La décision à l’examen
[5] Dans la lettre de réponse, l’agent affirme qu’il n’est pas convaincu que le demandeur satisfait aux exigences de la Loi sur l’immigration et la protection des réfugiés, LC 2001, c 27, ou du Règlement. En particulier, il a conclu que le demandeur ne répondait pas à la définition donnée à l’article 88 du Règlement, car ce dernier n’a pas démontré qu’il « a[vait] l’intention et [était] en mesure de créer son propre emploi au Canada et de contribuer de manière importante à des activités économiques déterminées au Canada »
.
[6] L’agent a consigné d’autres motifs dans le Système mondial de gestion des cas [le SMGC]. Les notes figurant au SMGC montrent qu’il était convaincu que le demandeur possédait deux ans d’expérience dans un travail autonome relatif à des activités culturelles : jeu d’acteur, y compris à la radio, enregistrement de voix hors champ et doublage. Il était également convaincu que le demandeur disposait de fonds suffisants pour subvenir à ses besoins et à ceux de sa famille pendant leur établissement.
[7] Cependant, l’agent a souligné que, dans la demande, le demandeur avait indiqué avoir l’intention de travailler en Ontario ou en Colombie‑Britannique, au gré des occasions de travail, mais qu’il n’avait pas fourni davantage de renseignements ni de preuve démontrant qu’il avait cherché des possibilités d’emploi pour les acteurs au Canada. De plus, le demandeur a indiqué, d’après sa propre évaluation, avoir une connaissance élémentaire de l’anglais et n’avoir aucune connaissance du français. L’agent a affirmé qu’il était difficile de savoir s’il y avait suffisamment de travail d’acteur en langue arabe au Canada pour que le demandeur puisse subvenir à ses besoins et à ceux de sa famille. Pour ces motifs, la preuve ne suffisait pas à démontrer que le demandeur avait l’intention ou était en mesure de créer son propre emploi au Canada.
III.
Les questions en litige et la norme de contrôle
[8] La présente demande de contrôle judiciaire soulève les questions suivantes :
L’agent a‑t‑il commis une entorse à l’équité procédurale?
Compte tenu de la preuve dont il disposait, l’agent a‑t‑il commis une erreur en rejetant la demande de résidence permanente du demandeur?

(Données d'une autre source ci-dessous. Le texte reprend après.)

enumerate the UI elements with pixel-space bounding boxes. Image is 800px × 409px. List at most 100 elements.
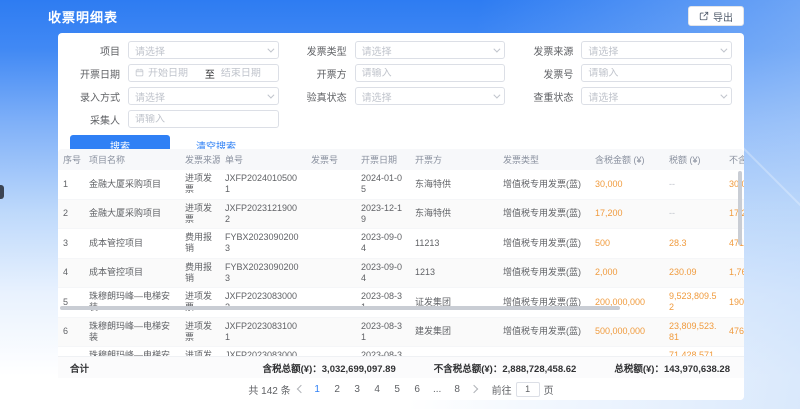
table-row[interactable]: 6珠穆朗玛峰—电梯安装进项发票JXFP202308310012023-08-31… [58, 317, 744, 347]
filter-grid: 项目 请选择 发票类型 请选择 发票来源 请选择 开票日期 [70, 41, 732, 128]
col-invoice-date: 开票日期 [356, 149, 410, 170]
invoice-table-card: 序号项目名称发票来源单号发票号开票日期开票方发票类型含税金额 (¥)税额 (¥)… [58, 149, 744, 400]
cell-order-no: FYBX20230902003 [220, 229, 306, 259]
cell-tax: 23,809,523.81 [664, 317, 724, 347]
col-issuer: 开票方 [410, 149, 498, 170]
filter-label: 发票来源 [523, 43, 581, 58]
cell-issuer: 证发集团 [410, 288, 498, 318]
page-more-button[interactable]: ... [431, 384, 444, 395]
filter-invoice-date-start-input[interactable] [148, 68, 199, 79]
cell-amount-excl-tax: 1,428,571,428.57 [724, 347, 744, 357]
chevron-down-icon [494, 45, 501, 52]
cell-order-no: JXFP20230831001 [220, 317, 306, 347]
filter-invoice-no-input[interactable] [588, 68, 725, 79]
cell-amount-excl-tax: 190,476,190.48 [724, 288, 744, 318]
cell-seq: 6 [58, 317, 84, 347]
table-row[interactable]: 4成本管控项目费用报销FYBX202309020032023-09-041213… [58, 258, 744, 288]
total-item-value: 2,888,728,458.62 [502, 364, 576, 375]
cell-amount-incl-tax: 500,000,000 [590, 317, 664, 347]
export-button[interactable]: 导出 [688, 6, 744, 26]
invoice-table: 序号项目名称发票来源单号发票号开票日期开票方发票类型含税金额 (¥)税额 (¥)… [58, 149, 744, 356]
select-placeholder: 请选择 [588, 89, 720, 104]
cell-amount-incl-tax: 500 [590, 229, 664, 259]
table-row[interactable]: 5珠穆朗玛峰—电梯安装进项发票JXFP202308300022023-08-31… [58, 288, 744, 318]
filter-issuer-input[interactable] [362, 68, 499, 79]
filter-label: 验真状态 [297, 89, 355, 104]
goto-unit: 页 [544, 382, 554, 397]
cell-project-name: 成本管控项目 [84, 258, 180, 288]
col-seq: 序号 [58, 149, 84, 170]
filter-invoice-source-select[interactable]: 请选择 [581, 41, 732, 59]
table-row[interactable]: 2金融大厦采购项目进项发票JXFP202312190022023-12-19东海… [58, 199, 744, 229]
cell-project-name: 金融大厦采购项目 [84, 170, 180, 199]
filter-label: 开票日期 [70, 66, 128, 81]
page-5-button[interactable]: 5 [391, 384, 404, 395]
page-title: 收票明细表 [48, 7, 118, 26]
page-2-button[interactable]: 2 [331, 384, 344, 395]
vertical-scrollbar-thumb[interactable] [738, 171, 742, 245]
table-header-row: 序号项目名称发票来源单号发票号开票日期开票方发票类型含税金额 (¥)税额 (¥)… [58, 149, 744, 170]
filter-project-select[interactable]: 请选择 [128, 41, 279, 59]
cell-project-name: 金融大厦采购项目 [84, 199, 180, 229]
page-3-button[interactable]: 3 [351, 384, 364, 395]
cell-invoice-type: 增值税专用发票(蓝) [498, 170, 590, 199]
prev-page-arrow-icon[interactable] [296, 385, 304, 393]
cell-project-name: 珠穆朗玛峰—电梯安装 [84, 347, 180, 357]
filter-label: 发票类型 [297, 43, 355, 58]
table-row[interactable]: 1金融大厦采购项目进项发票JXFP202401050012024-01-05东海… [58, 170, 744, 199]
filter-invoice-date-end-input[interactable] [221, 68, 272, 79]
cell-issuer: 11213 [410, 229, 498, 259]
filter-entry-method-select[interactable]: 请选择 [128, 87, 279, 105]
total-item-label: 总税额(¥)： [614, 364, 664, 375]
cell-seq: 5 [58, 288, 84, 318]
filter-label: 录入方式 [70, 89, 128, 104]
select-placeholder: 请选择 [588, 43, 720, 58]
filter-collector-input[interactable] [135, 114, 272, 125]
page-1-button[interactable]: 1 [311, 384, 324, 395]
filter-verify-status-select[interactable]: 请选择 [355, 87, 506, 105]
cell-invoice-no [306, 258, 356, 288]
chevron-down-icon [720, 45, 727, 52]
filter-label: 查重状态 [523, 89, 581, 104]
totals-items: 含税总额(¥)：3,032,699,097.89 不含税总额(¥)：2,888,… [263, 361, 730, 375]
page-8-button[interactable]: 8 [451, 384, 464, 395]
cell-invoice-type: 增值税专用发票(蓝) [498, 199, 590, 229]
next-page-arrow-icon[interactable] [469, 385, 477, 393]
totals-row: 合计 含税总额(¥)：3,032,699,097.89 不含税总额(¥)：2,8… [58, 356, 744, 378]
cell-order-no: JXFP20240105001 [220, 170, 306, 199]
topbar: 收票明细表 导出 [48, 0, 744, 32]
total-item-value: 143,970,638.28 [664, 364, 730, 375]
filter-label: 项目 [70, 43, 128, 58]
drawer-handle[interactable] [0, 185, 4, 199]
table-row[interactable]: 7珠穆朗玛峰—电梯安装进项发票JXFP202308300012023-08-30… [58, 347, 744, 357]
chevron-down-icon [720, 91, 727, 98]
page-6-button[interactable]: 6 [411, 384, 424, 395]
total-item-value: 3,032,699,097.89 [322, 364, 396, 375]
table-row[interactable]: 3成本管控项目费用报销FYBX202309020032023-09-041121… [58, 229, 744, 259]
cell-invoice-source: 进项发票 [180, 170, 220, 199]
col-project-name: 项目名称 [84, 149, 180, 170]
filter-invoice-type-select[interactable]: 请选择 [355, 41, 506, 59]
page-4-button[interactable]: 4 [371, 384, 384, 395]
cell-amount-incl-tax: 200,000,000 [590, 288, 664, 318]
cell-invoice-type: 增值税专用发票(蓝) [498, 229, 590, 259]
horizontal-scrollbar-thumb[interactable] [60, 306, 620, 310]
cell-invoice-source: 进项发票 [180, 199, 220, 229]
pagination: 共 142 条 123456...8 前往 页 [58, 378, 744, 400]
goto-label: 前往 [492, 382, 512, 397]
filter-duplicate-status-select[interactable]: 请选择 [581, 87, 732, 105]
cell-invoice-source: 费用报销 [180, 258, 220, 288]
col-invoice-no: 发票号 [306, 149, 356, 170]
cell-invoice-date: 2024-01-05 [356, 170, 410, 199]
cell-tax: 230.09 [664, 258, 724, 288]
select-placeholder: 请选择 [135, 43, 267, 58]
cell-seq: 7 [58, 347, 84, 357]
cell-seq: 4 [58, 258, 84, 288]
goto-page-input[interactable] [516, 382, 540, 397]
page-buttons: 123456... 8 [311, 384, 464, 395]
cell-invoice-no [306, 199, 356, 229]
cell-invoice-no [306, 170, 356, 199]
select-placeholder: 请选择 [362, 43, 494, 58]
cell-invoice-date: 2023-08-30 [356, 347, 410, 357]
total-item: 总税额(¥)：143,970,638.28 [614, 361, 730, 375]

[9] La norme de contrôle qui s’applique aux questions d’équité procédurale est celle de la décision correcte, ou, du moins, il s’agit de la norme qui décrit le mieux cet exercice de contrôle (Canadian Pacific Railway Company c Canada (Procureur général), 2018 CAF 69 aux para 36, 54 [Pacific Railway]). La question à se poser pour établir s’il a été satisfait à la norme de la décision correcte est celle de savoir « si la procédure était équitable eu égard à l’ensemble des circonstances »
(Pacific Railway au para 54).
[10] Quant à la conclusion de l’agent et à son appréciation de la preuve, aucun motif ne permet de réfuter la présomption d’applicabilité de la norme de contrôle de la décision raisonnable telle qu’elle a été décrite par la Cour suprême du Canada aux paragraphes 16 et 17 de l’arrêt Canada (Ministre de la Citoyenneté et de l’Immigration) c Vavilov, 2019 CSC 65.
IV.
Analyse
A.
L’agent a‑t‑il manqué à l’équité procédurale?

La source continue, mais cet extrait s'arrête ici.